More relevant data types

The first generation of tensor cores, which was introduced with Volta (Titan V and Quadro GV100), could only handle FP16 matrices. In most cases, however, neural networks use FP32, and switching to FP16 can have a negative impact on the accuracy of the output. With Turing, Nvidia revised the tensor cores and added support for the data types INT8, INT4 and INT1. Since all of these data types only cover very small value ranges and the input had to be quantized, their purposes were limited.

The third generation of tensor cores, which found its way into amperes, can handle significantly more data types. The tensor cores of the A100 GPU introduced in May can also handle FP64, TF32 and bfloat16. With TF32 and Bfloat16, the two more relevant data types have also made it to the GA10x GPUs, which can be found in the GeForce RTX 3070, 3080 and 3090. TF32 is a middle ground between FP32 and FP16, although the name is a bit misleading. Like FP32, TF32 has 8 bits for the representation of the exponent and like FP16 10 bits for the representation of the mantissa and an additional bit for the sign. This means that the data type consists of 19 bits and is therefore significantly smaller than the 32-bit FP32. According to Nvidia, the use of TF32 does not result in any (significant) loss of accuracy in neural networks, while the tensor cores can work with TF32 about 2.7 times as quickly as with FP32. With Bfloat16, the exponent has been expanded from 5 to 8 bits compared to FP16 and the mantissa has been shortened from 10 to 7 bits in return.

Since TF32 has the same structure as FP32 (with a shorter mantissa), the tensor cores can work on FP32 inputs and also output FP32 again. Thus, the switch from FP32 to TF32 is trivial for developers and is completely handled by Nvidia's CUDA / cuDNN.

Fewer but faster tensor cores

While with Volta and Turing there were 8 tensor cores per SM, with Ampere there are only 4. Each tensor core itself works twice as fast. Like Turing, Ampere achieves 512 FP16 FMA operations per SM. In comparison, Nvidia's A100 has 1,024 FP16 FMA operations per SM. Another feature that Nvidia has introduced in the new tensor cores is to automatically accelerate sparsely populated neural networks (sparsity). For this, the tensor kernels can ignore up to 2 zero values ​​within a 4 cell wide structure when calculating matrix operations.

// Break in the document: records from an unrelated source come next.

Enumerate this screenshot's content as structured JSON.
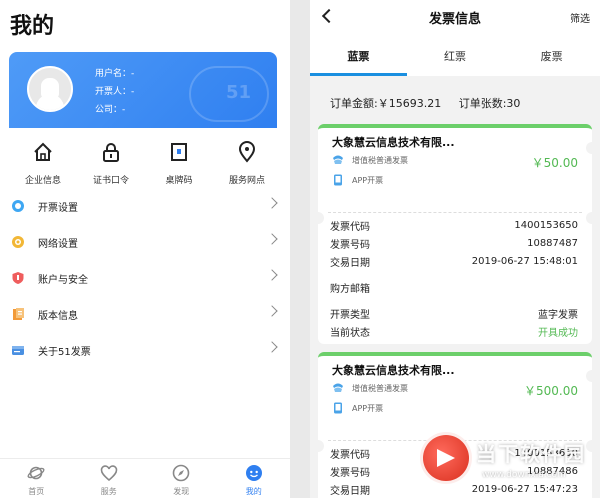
{
  "left": {
    "title": "我的",
    "card": {
      "username": "用户名：-",
      "issuer": "开票人：-",
      "company": "公司：-",
      "watermark": "51"
    },
    "quick": [
      {
        "label": "企业信息",
        "icon": "house-icon"
      },
      {
        "label": "证书口令",
        "icon": "lock-icon"
      },
      {
        "label": "桌牌码",
        "icon": "tablet-icon"
      },
      {
        "label": "服务网点",
        "icon": "location-pin-icon"
      }
    ],
    "menu": [
      {
        "label": "开票设置",
        "icon": "invoice-settings-icon",
        "color": "#3ea7f3"
      },
      {
        "label": "网络设置",
        "icon": "network-icon",
        "color": "#f2b736"
      },
      {
        "label": "账户与安全",
        "icon": "shield-icon",
        "color": "#ef5d5d"
      },
      {
        "label": "版本信息",
        "icon": "document-icon",
        "color": "#f29a38"
      },
      {
        "label": "关于51发票",
        "icon": "about-icon",
        "color": "#4a90e2"
      }
    ],
    "tabs": [
      {
        "label": "首页",
        "icon": "planet-icon"
      },
      {
        "label": "服务",
        "icon": "heart-icon"
      },
      {
        "label": "发现",
        "icon": "compass-icon"
      },
      {
        "label": "我的",
        "icon": "profile-face-icon",
        "active": true
      }
    ]
  },
  "right": {
    "title": "发票信息",
    "filter": "筛选",
    "tabs": [
      {
        "label": "蓝票",
        "active": true
      },
      {
        "label": "红票"
      },
      {
        "label": "废票"
      }
    ],
    "summary": {
      "amount": "订单金额:￥15693.21",
      "count": "订单张数:30"
    },
    "invoices": [
      {
        "company": "大象慧云信息技术有限...",
        "type": "增值税普通发票",
        "channel": "APP开票",
        "amount": "￥50.00",
        "rows": [
          {
            "k": "发票代码",
            "v": "1400153650"
          },
          {
            "k": "发票号码",
            "v": "10887487"
          },
          {
            "k": "交易日期",
            "v": "2019-06-27 15:48:01"
          },
          {
            "k": "购方邮箱",
            "v": ""
          },
          {
            "k": "开票类型",
            "v": "蓝字发票"
          },
          {
            "k": "当前状态",
            "v": "开具成功"
          }
        ]
      },
      {
        "company": "大象慧云信息技术有限...",
        "type": "增值税普通发票",
        "channel": "APP开票",
        "amount": "￥500.00",
        "rows": [
          {
            "k": "发票代码",
            "v": "1400153650"
          },
          {
            "k": "发票号码",
            "v": "10887486"
          },
          {
            "k": "交易日期",
            "v": "2019-06-27 15:47:23"
          }
        ]
      }
    ]
  },
  "watermark": {
    "text": "当下软件园",
    "url": "www.downxia.com"
  }
}
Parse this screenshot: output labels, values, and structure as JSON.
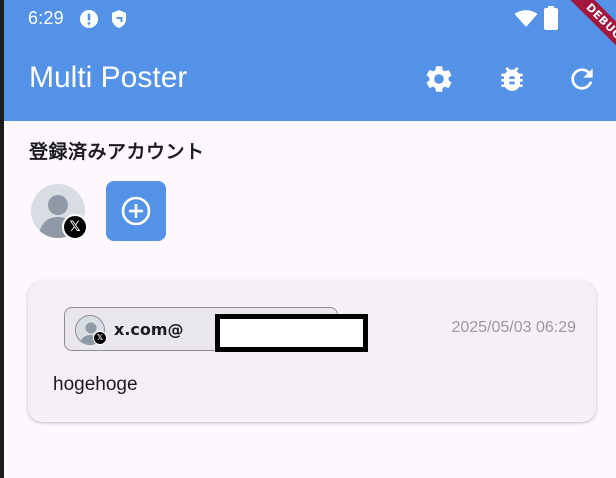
{
  "status_bar": {
    "time": "6:29",
    "icons": [
      "alert-circle-icon",
      "shield-icon",
      "wifi-icon",
      "battery-icon"
    ]
  },
  "debug_banner": "DEBUG",
  "app_bar": {
    "title": "Multi Poster",
    "actions": [
      "settings-icon",
      "bug-icon",
      "refresh-icon"
    ],
    "color": "#5392e6"
  },
  "accounts": {
    "title": "登録済みアカウント",
    "items": [
      {
        "service": "x",
        "badge_glyph": "𝕏"
      }
    ],
    "add_icon": "add-circle-icon"
  },
  "posts": [
    {
      "account_label": "x.com@",
      "badge_glyph": "𝕏",
      "timestamp": "2025/05/03 06:29",
      "text": "hogehoge"
    }
  ]
}
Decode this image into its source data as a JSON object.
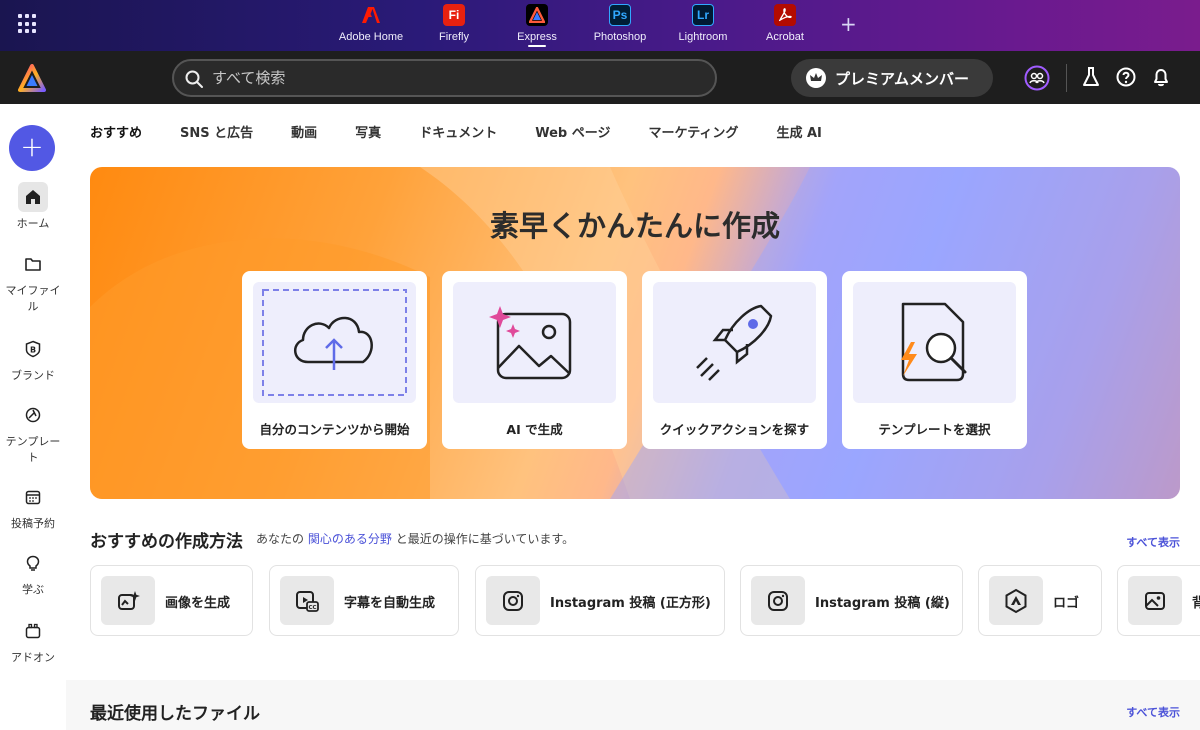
{
  "app_switcher": {
    "apps": [
      {
        "label": "Adobe Home",
        "logo_text": "",
        "color": "#e8210f"
      },
      {
        "label": "Firefly",
        "logo_text": "Fi",
        "color": "#e8210f"
      },
      {
        "label": "Express",
        "logo_text": "",
        "color": "#000000",
        "active": true
      },
      {
        "label": "Photoshop",
        "logo_text": "Ps",
        "color": "#001e36"
      },
      {
        "label": "Lightroom",
        "logo_text": "Lr",
        "color": "#001a33"
      },
      {
        "label": "Acrobat",
        "logo_text": "",
        "color": "#b30b00"
      }
    ]
  },
  "header": {
    "search_placeholder": "すべて検索",
    "premium_label": "プレミアムメンバー"
  },
  "rail": {
    "create_label": "+",
    "items": [
      {
        "label": "ホーム",
        "icon": "home-icon"
      },
      {
        "label": "マイファイル",
        "icon": "folder-icon"
      },
      {
        "label": "ブランド",
        "icon": "brand-icon"
      },
      {
        "label": "テンプレート",
        "icon": "template-icon"
      },
      {
        "label": "投稿予約",
        "icon": "calendar-icon"
      },
      {
        "label": "学ぶ",
        "icon": "lightbulb-icon"
      },
      {
        "label": "アドオン",
        "icon": "addon-icon"
      }
    ]
  },
  "tabs": [
    "おすすめ",
    "SNS と広告",
    "動画",
    "写真",
    "ドキュメント",
    "Web ページ",
    "マーケティング",
    "生成 AI"
  ],
  "hero": {
    "title": "素早くかんたんに作成",
    "cards": [
      {
        "label": "自分のコンテンツから開始"
      },
      {
        "label": "AI で生成"
      },
      {
        "label": "クイックアクションを探す"
      },
      {
        "label": "テンプレートを選択"
      }
    ]
  },
  "recommended": {
    "title": "おすすめの作成方法",
    "subtitle_before": "あなたの",
    "subtitle_link": "関心のある分野",
    "subtitle_after": "と最近の操作に基づいています。",
    "see_all": "すべて表示",
    "chips": [
      {
        "label": "画像を生成",
        "icon": "sparkle-image-icon"
      },
      {
        "label": "字幕を自動生成",
        "icon": "caption-icon"
      },
      {
        "label": "Instagram 投稿 (正方形)",
        "icon": "instagram-icon"
      },
      {
        "label": "Instagram 投稿 (縦)",
        "icon": "instagram-icon"
      },
      {
        "label": "ロゴ",
        "icon": "logo-icon"
      },
      {
        "label": "背",
        "icon": "image-icon"
      }
    ]
  },
  "recent": {
    "title": "最近使用したファイル",
    "see_all": "すべて表示"
  }
}
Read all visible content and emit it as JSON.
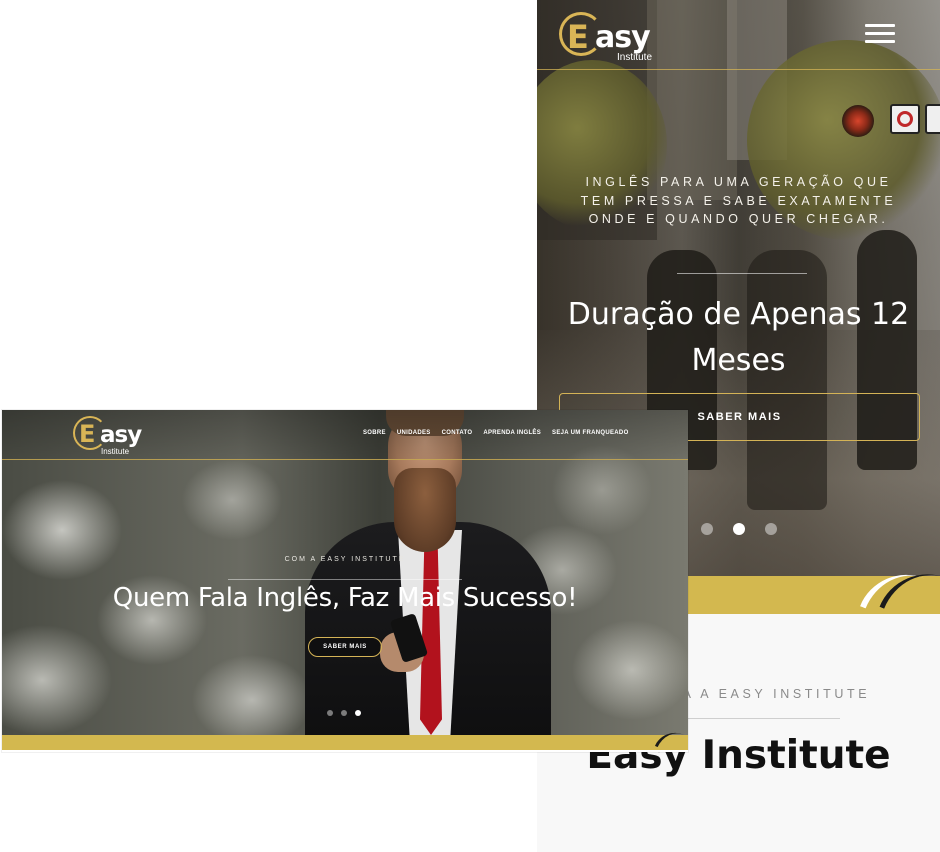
{
  "brand": {
    "logo_word": "asy",
    "logo_letter": "E",
    "logo_sub": "Institute",
    "accent_color": "#d3b84f"
  },
  "mobile": {
    "hero": {
      "tagline": "INGLÊS PARA UMA GERAÇÃO QUE TEM PRESSA E SABE EXATAMENTE ONDE E QUANDO QUER CHEGAR.",
      "title": "Duração de Apenas 12 Meses",
      "button_label": "SABER MAIS",
      "slides": [
        {
          "active": false
        },
        {
          "active": true
        },
        {
          "active": false
        }
      ]
    },
    "menu_icon": "hamburger-icon",
    "about": {
      "label": "CONHEÇA A EASY INSTITUTE",
      "title": "Easy Institute"
    }
  },
  "desktop": {
    "nav": {
      "items": [
        "SOBRE",
        "UNIDADES",
        "CONTATO",
        "APRENDA INGLÊS",
        "SEJA UM FRANQUEADO"
      ]
    },
    "hero": {
      "kicker": "COM A EASY INSTITUTE",
      "title": "Quem Fala Inglês, Faz Mais Sucesso!",
      "button_label": "SABER MAIS",
      "slides": [
        {
          "active": false
        },
        {
          "active": false
        },
        {
          "active": true
        }
      ]
    }
  }
}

This allows the operations to be accelerated by a factor of 2. However, this method can (for the time being) only be used in the case of inference - i.e. the use of a neural network.

High AI performance

In theory, when it comes to AI training and application, Ampere offers not only more flexibility on the GeForce RTX 3080 than on Turing and Volta, but also significantly higher performance. Compared to Turing in the form of the GeForce RTX 2080 (Super), the FP32 has a factor of 2.66 and the FP16 1.40 (2.80 with Sparsity). When using the TF32, the GeForce 2080 Super has a performance jump of a factor of 2.66 compared to the FP32 (5.22 with sparsity). To use the new features, both CUDA 11 and cuDNN 8 as well as an adapted version of the corresponding deep learning framework are required.

  • Robert McHardy Email Twitter
    ... develops software and is completing his master's degree in machine learning at University College London.